A cuidadora social Ivanir Aquino, 49, por outro lado, está desconfiada com o inimigo invisível e acha que não era hora de voltar. “O isolamento deveria ser mantido por mais alguns dias, além disso, na minha visão essa abertura vai deixar os trabalhadores da saúde mais expostos, vamos ficar ainda mais em perigo”, alegou.

Ivanir ainda tem longo caminho até o Jardim Los Angeles (Foto: Henrique Kawaminami)
Ivanir ainda tem longo caminho até o Jardim Los Angeles (Foto: Henrique Kawaminami)

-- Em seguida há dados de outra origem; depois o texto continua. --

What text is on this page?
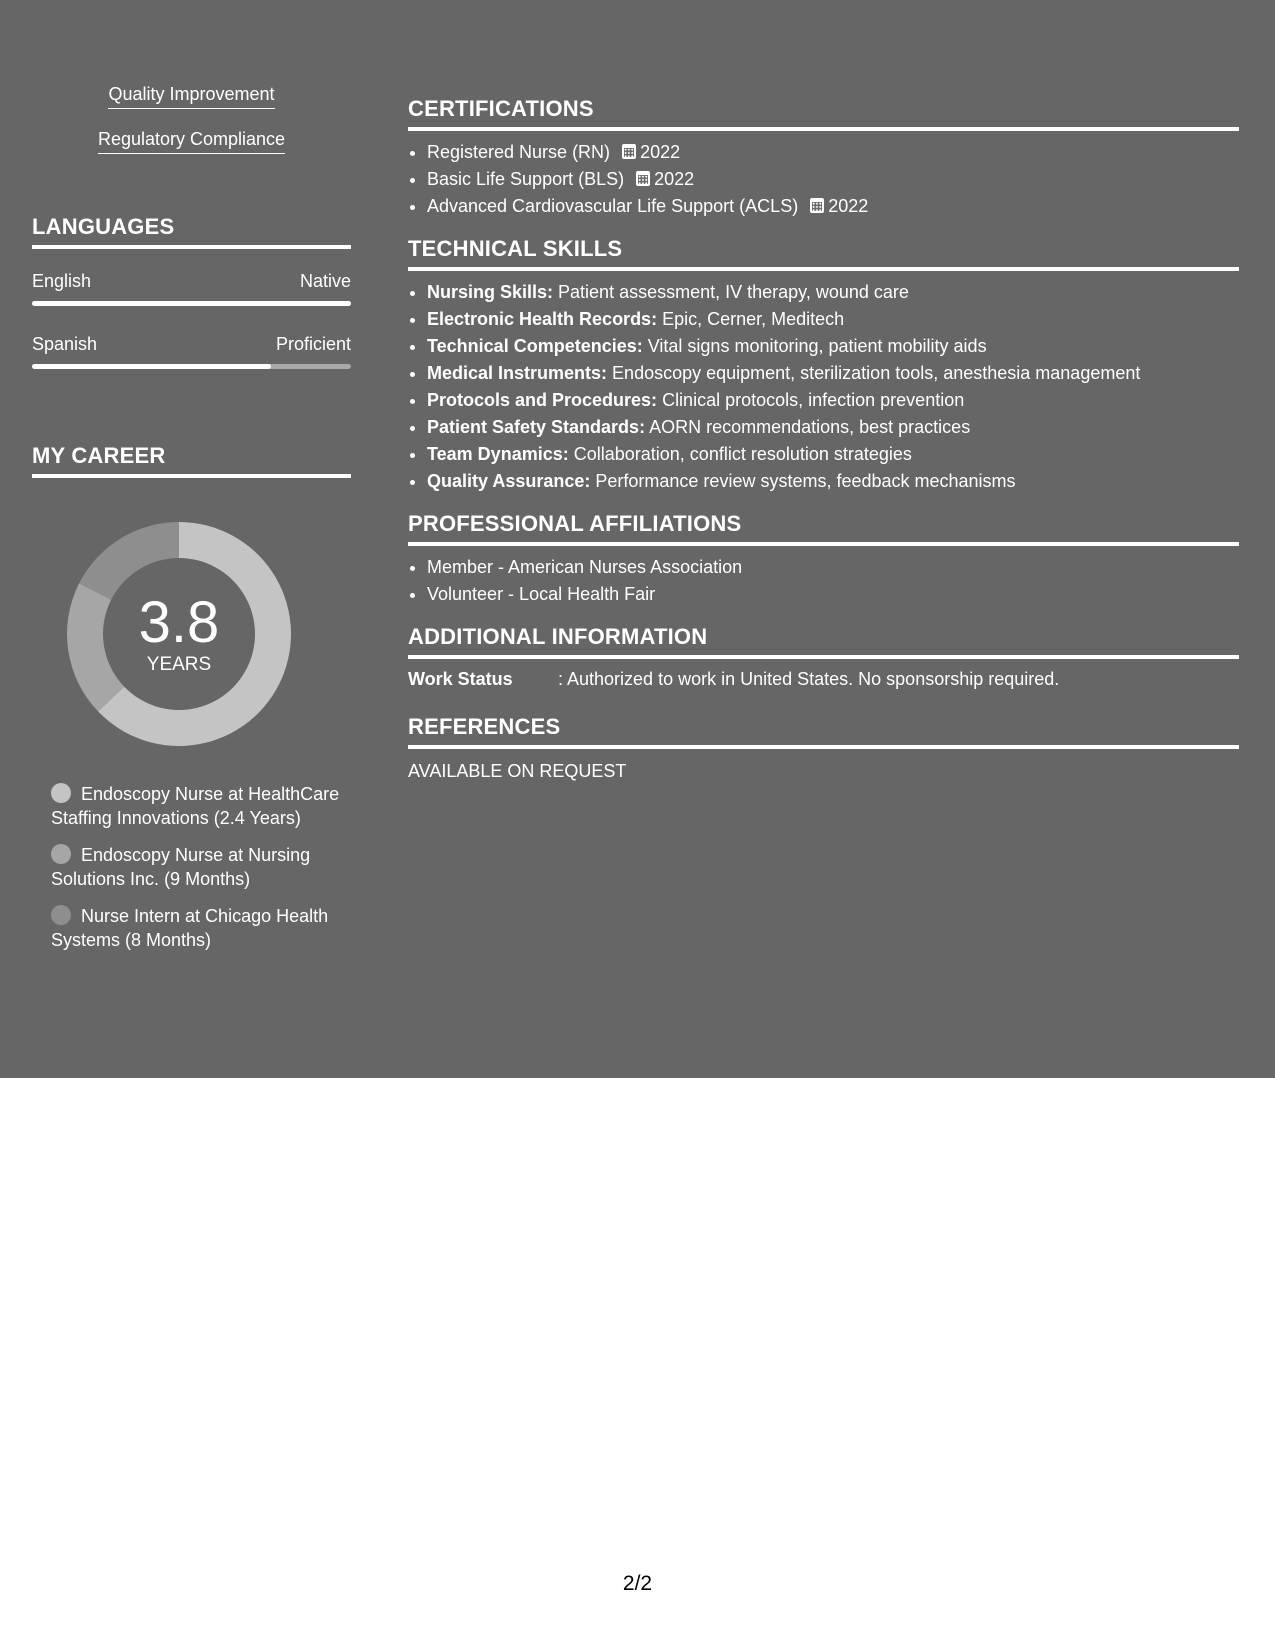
Quality Improvement
Regulatory Compliance
LANGUAGES
English	Native
Spanish	Proficient
MY CAREER
3.8
YEARS
Endoscopy Nurse at HealthCare Staffing Innovations (2.4 Years)
Endoscopy Nurse at Nursing Solutions Inc. (9 Months)
Nurse Intern at Chicago Health Systems (8 Months)
CERTIFICATIONS
• Registered Nurse (RN) 2022
• Basic Life Support (BLS) 2022
• Advanced Cardiovascular Life Support (ACLS) 2022
TECHNICAL SKILLS
• Nursing Skills: Patient assessment, IV therapy, wound care
• Electronic Health Records: Epic, Cerner, Meditech
• Technical Competencies: Vital signs monitoring, patient mobility aids
• Medical Instruments: Endoscopy equipment, sterilization tools, anesthesia management
• Protocols and Procedures: Clinical protocols, infection prevention
• Patient Safety Standards: AORN recommendations, best practices
• Team Dynamics: Collaboration, conflict resolution strategies
• Quality Assurance: Performance review systems, feedback mechanisms
PROFESSIONAL AFFILIATIONS
• Member - American Nurses Association
• Volunteer - Local Health Fair
ADDITIONAL INFORMATION
Work Status	: Authorized to work in United States. No sponsorship required.
REFERENCES
AVAILABLE ON REQUEST
2/2
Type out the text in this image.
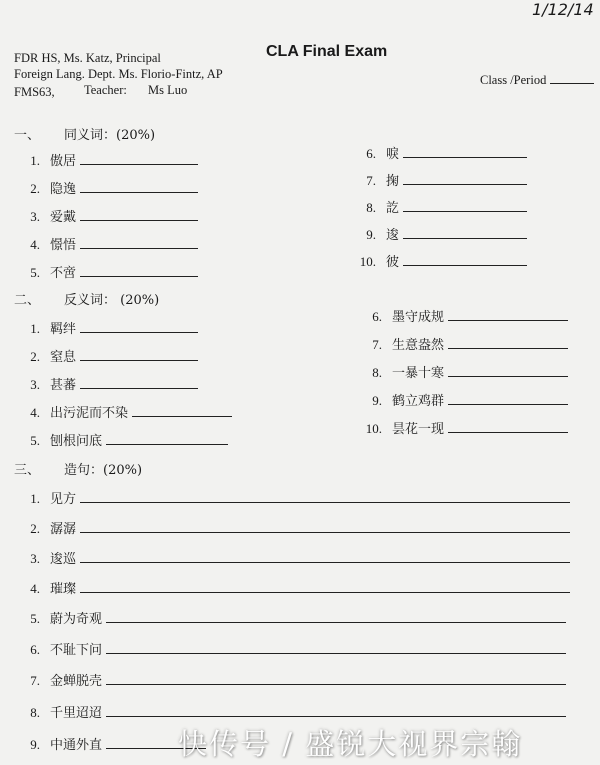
1/12/14
FDR HS, Ms. Katz, Principal
Foreign Lang. Dept. Ms. Florio-Fintz, AP
FMS63, Teacher: Ms Luo
CLA Final Exam
Class /Period
一、 同义词：(20%)
1. 傲居
2. 隐逸
3. 爱戴
4. 憬悟
5. 不啻
6. 唳
7. 掬
8. 訖
9. 逡
10. 彼
二、 反义词： (20%)
1. 羁绊
2. 窒息
3. 甚蕃
4. 出污泥而不染
5. 刨根问底
6. 墨守成规
7. 生意盎然
8. 一暴十寒
9. 鹤立鸡群
10. 昙花一现
三、 造句：(20%)
1. 见方
2. 潺潺
3. 逡巡
4. 璀璨
5. 蔚为奇观
6. 不耻下问
7. 金蝉脱壳
8. 千里迢迢
9. 中通外直	快传号 / 盛锐大视界宗翰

A técnica de enfermagem Cleonice Feitosa, 51, girava no sentido anti-horário do relógio: esperava o ônibus para voltar para casa depois de finalizar plantão onde quem chega não pode esperar. Ela é técnica de enfermagem na maternidade Cândido Mariano. A trabalhadora percorre todo o centro entre a maternidade e o ponto de integração na 13 de maio e mora nas Moreninhas.

“Sempre atrasa um pouco, inclusive tivemos que assinar um documento para não descontar o tempo no horário dos trabalhadores. Chega 20 minutos atrasado, depois passa em um monte de bairro, a gente sempre chega atrasado. Mas é tranquilo. Tem que voltar né?”, diz.

Cleonice conta ser diabética, por isso exibia máscara na manhã desta terça-feira. “Preciso me cuidar e me proteger, dentro alguns usam outros não, só uso porque sou fator de risco. A distância de um metro e meio não existe”, comenta.